While being a nurse is a wonderful and rewarding medical career, it is not the only one for men to choose from. Keep reading to discover other medical careers for men.
Nursing Assistant/Medical Orderly. A nursing assistant offers help to the medical and nursing personnel in the efficiency of different medical and nursing procedures with the patient’s safety as a top priority. They usually care for the more physical components of health care, like changing bed linens, delivering tools, lifting clients or limiting disturbed patients in psychiatric wards, which makes this job better for guys.
Clinical Lab Technician. Although the idea of a burly guy taking your blood sample for lab analysis may appear odd to some, it might really provide a level of comfort having guys work in this career which is one of the best medical careers for men. Guy have the tendency to be more confident in their motions and methods, and seeing them like this might help alleviate the anxiety you may be feeling about the treatment. Medical Lab Technicians take care of analyzing body fluids for the diagnosis of specific conditions.
EMT. Emergency Medical Technicians (EMTs) offer emergency medical care to clients. This could consist of overseeing crucial situations, like dressing wounds and dealing with various other injuries. In extreme cases, EMTs also deliver clients to the hospital.
Each state has its own accreditation demands, but many states need accreditation from the National Registry of Emergency Medical Technicians.
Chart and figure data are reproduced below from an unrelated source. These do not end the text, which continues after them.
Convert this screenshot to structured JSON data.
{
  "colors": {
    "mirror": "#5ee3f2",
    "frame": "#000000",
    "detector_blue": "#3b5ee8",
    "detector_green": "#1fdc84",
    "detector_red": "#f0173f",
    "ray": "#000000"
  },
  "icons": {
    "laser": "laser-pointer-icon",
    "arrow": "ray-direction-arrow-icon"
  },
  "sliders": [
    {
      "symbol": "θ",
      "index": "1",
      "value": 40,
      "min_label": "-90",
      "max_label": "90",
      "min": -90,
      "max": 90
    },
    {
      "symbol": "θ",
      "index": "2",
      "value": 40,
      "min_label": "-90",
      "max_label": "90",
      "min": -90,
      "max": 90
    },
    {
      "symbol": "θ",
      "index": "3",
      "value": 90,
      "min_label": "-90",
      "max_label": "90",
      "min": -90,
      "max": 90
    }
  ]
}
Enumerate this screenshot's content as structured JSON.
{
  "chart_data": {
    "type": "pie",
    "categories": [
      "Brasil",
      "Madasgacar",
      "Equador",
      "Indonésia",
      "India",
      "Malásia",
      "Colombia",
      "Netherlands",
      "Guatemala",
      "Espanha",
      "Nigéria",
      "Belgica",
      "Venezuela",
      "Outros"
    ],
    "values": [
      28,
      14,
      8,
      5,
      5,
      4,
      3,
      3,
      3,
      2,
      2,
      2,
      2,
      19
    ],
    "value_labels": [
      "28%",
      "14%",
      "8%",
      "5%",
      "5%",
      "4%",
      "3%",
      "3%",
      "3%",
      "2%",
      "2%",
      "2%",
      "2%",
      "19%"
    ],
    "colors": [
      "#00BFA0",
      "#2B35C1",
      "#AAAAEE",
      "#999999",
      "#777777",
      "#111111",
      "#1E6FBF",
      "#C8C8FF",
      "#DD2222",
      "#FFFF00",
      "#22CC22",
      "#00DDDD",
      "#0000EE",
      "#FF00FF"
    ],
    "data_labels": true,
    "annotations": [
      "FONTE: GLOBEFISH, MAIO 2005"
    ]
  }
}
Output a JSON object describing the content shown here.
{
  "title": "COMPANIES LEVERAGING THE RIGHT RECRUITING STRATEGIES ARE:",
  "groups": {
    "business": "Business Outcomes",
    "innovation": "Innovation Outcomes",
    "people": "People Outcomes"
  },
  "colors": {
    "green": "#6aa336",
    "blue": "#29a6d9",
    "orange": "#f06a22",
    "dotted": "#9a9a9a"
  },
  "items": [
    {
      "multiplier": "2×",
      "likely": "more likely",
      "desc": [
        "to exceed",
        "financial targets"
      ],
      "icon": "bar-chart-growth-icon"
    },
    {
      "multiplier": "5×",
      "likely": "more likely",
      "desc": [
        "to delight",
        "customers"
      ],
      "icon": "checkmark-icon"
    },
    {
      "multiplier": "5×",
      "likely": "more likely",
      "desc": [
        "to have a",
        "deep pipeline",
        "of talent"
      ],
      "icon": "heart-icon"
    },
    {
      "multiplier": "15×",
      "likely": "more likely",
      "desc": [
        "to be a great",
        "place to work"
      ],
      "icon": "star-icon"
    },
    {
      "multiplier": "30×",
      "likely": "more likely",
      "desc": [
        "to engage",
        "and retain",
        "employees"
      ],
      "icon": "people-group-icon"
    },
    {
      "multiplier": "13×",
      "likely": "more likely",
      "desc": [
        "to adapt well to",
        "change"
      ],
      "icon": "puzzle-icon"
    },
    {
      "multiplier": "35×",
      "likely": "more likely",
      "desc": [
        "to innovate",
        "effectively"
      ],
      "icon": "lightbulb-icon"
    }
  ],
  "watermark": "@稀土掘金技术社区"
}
The levels of accreditation include 5 levels, including First Responder, Basic, Intermediate 1985 or 1999 and Paramedic.
According to the Bureau of Labor Statistics (BLS), EMT salaries ranged from $ 17,300 to more than $ 45,280 in 2006.
Pharmacist. Pharmacists work in a wide array of settings consisting of clinics, drugstores and hospitals. They fill out prescriptions, notify the public about medicine precautions and maintain patient records.
Pharmacists have to be certified to practice. The general licensing requirements consist of the completion of a four-year Doctor of Pharmacy degree program (accepted by the Accreditation Council for Pharmacy Education) and a passing score on the state licensing test.
The BLS reports that the 2006 median annual income for pharmacists was $ 94,520.
Phlebotomy Technician. Phlebotomy technicians are responsible for taking blood samples from clients, preparing and submitting them to medical labs for testing. They also inspect vital signs, preserve patient records and tools.
Phlebotomy training is available through certification training programs. In addition to completing the training program, phlebotomists can additionally acquire a nationwide accreditation with the American Society for Clinical Pathology (ASCP).
A Wage & Vacancy study performed in 2009 by the ASCP states that phlebotomists make an average of $ 27,040 a year.
Radiology Technician. Radiation or radiology technicians utilize customized equipment to take MRIs, c-scans and x-rays. Training for these jobs is in postgraduate programs that usually take between 18 and 24 months to finish. According to salary.com, the average starting salary for a radiation specialist is $ 47,282.